First, as I said earlier, most of these debates don’t have hard and fast answers. Any knowledge or opinion you share will be just that: an opinion. It may be a great opinion, with 40 years of experience to back it up, but it is still just an opinion. When you are the leader, with people naturally deferring to your perspective, it is easy to forget that your idea is merely one of many.
Second, you are the leader and everybody knows that. So long as your ideas aren’t obviously crazy, people will usually follow your advice. Depending on your relationship, people may be required to follow your advice or be out of a job. This simple fact ensures that your comments are often treated as the last word in any discussion.
Now, return to the debate your team is having about process. There they are, happily arguing back and forth about the relative merits of two- versus three-week iterations. The debate is intense, but the conversation is making progress and people are actively sharing their views. You find yourself getting caught up in the debate and before you know it, you’ve opened your mouth and shared the opinion that two-week iterations have a higher percentage of overhead than you now experience with three-week iterations. What have you just done to the conversation?
For a few self-assured members of the team you might have done nothing. But for the majority of your group you’ve effectively suggested that anyone who argues in favor of two-week iterations is arguing in opposition to you. That probably wasn’t your intention. Your newest developer, a recent graduate with a truly great idea your group needs, will now keep his mouth closed and his idea to himself. Everyone is poorer for the loss.
While you may have done a terrific job of convincing everyone that you encourage vigorous debate about your ideas, the fact remains that the discussion will never be the same once you join in. The debate won’t stop just because you’ve joined in, but the tone and nature of the debate will often change quickly and permanently once your opinion is known. This is a simple by-product of the responsibility you have.
So what do you do? Fortunately, the answer is pretty easy, but it might seem a bit unfair – especially if you like to debate. To get the best ideas out of your team, it is critical that you let them debate as long as possible before you get involved. In short, a good leader must learn to sit and listen to the debate for a while before she allows herself to take part.
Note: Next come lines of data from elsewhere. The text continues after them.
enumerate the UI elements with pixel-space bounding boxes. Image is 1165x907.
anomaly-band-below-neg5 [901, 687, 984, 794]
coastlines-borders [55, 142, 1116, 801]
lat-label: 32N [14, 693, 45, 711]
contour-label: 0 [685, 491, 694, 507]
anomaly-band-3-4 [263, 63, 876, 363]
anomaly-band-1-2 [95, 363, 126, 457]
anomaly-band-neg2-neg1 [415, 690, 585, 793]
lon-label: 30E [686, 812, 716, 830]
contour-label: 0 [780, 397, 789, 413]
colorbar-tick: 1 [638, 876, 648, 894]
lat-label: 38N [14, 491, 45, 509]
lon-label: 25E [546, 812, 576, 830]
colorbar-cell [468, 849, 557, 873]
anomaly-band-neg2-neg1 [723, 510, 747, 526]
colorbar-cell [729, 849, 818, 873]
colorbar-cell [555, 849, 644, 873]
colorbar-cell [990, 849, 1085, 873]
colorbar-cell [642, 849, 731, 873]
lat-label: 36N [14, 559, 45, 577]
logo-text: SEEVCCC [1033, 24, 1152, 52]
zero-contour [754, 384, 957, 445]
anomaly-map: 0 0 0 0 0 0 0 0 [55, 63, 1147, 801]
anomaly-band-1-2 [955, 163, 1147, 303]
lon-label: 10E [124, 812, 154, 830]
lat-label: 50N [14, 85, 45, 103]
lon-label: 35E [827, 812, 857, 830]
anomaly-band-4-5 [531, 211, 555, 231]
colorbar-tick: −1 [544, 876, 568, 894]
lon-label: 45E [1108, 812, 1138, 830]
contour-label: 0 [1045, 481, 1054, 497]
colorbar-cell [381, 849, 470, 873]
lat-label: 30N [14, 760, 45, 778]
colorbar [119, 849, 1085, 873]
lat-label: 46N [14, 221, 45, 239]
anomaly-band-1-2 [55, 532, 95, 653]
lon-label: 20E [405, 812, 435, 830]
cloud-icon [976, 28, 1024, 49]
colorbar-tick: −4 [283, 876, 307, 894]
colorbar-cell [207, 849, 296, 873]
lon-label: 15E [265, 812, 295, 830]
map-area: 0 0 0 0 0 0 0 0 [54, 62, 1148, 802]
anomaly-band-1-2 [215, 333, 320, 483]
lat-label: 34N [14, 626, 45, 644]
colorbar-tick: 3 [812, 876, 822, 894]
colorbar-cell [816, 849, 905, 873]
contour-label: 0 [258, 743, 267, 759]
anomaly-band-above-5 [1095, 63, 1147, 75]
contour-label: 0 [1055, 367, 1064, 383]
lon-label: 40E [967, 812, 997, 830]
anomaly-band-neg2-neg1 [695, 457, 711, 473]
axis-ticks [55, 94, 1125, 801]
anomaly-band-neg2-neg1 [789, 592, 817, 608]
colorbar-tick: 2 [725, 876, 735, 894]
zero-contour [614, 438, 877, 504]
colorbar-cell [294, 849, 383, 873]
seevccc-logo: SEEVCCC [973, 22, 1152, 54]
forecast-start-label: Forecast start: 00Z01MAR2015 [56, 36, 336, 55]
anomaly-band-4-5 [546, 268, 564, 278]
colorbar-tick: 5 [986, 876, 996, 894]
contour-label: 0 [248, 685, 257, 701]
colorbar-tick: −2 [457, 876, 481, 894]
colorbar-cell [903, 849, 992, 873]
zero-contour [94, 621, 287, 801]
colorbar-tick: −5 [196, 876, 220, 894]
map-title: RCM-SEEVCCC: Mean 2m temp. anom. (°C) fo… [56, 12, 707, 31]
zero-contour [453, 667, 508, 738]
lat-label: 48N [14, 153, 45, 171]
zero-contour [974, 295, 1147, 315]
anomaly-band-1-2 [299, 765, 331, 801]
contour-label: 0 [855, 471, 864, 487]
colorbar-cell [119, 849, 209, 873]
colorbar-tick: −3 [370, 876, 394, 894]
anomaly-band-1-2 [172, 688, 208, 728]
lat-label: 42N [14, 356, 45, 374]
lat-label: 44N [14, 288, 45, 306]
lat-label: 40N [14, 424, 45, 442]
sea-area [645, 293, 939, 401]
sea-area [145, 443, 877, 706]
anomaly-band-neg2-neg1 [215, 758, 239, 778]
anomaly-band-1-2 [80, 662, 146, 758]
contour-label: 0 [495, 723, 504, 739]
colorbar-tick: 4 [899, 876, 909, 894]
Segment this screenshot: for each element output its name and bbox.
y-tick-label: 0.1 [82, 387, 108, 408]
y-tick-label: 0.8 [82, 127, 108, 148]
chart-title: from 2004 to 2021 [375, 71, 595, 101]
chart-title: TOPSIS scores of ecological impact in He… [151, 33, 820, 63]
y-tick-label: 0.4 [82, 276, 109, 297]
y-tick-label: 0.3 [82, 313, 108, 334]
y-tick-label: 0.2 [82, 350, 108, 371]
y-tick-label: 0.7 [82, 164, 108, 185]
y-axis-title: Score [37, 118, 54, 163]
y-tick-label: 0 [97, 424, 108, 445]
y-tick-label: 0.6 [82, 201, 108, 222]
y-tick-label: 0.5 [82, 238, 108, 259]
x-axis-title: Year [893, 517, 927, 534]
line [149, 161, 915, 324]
So when should you get involved? That really depends on how much time you have and how productive the conversation is. If the debate has starting circling around, it’s time to get involved because nothing new is being uncovered. If the debate it still progressing but you are running out of time, you may need to get involved to force a quick decision. Your experience with the team should tell you when is the right time to step in. Until that time arrives, sit back, listen to what is said, learn what you can and enjoy the debate. There’s bound to be lots of them.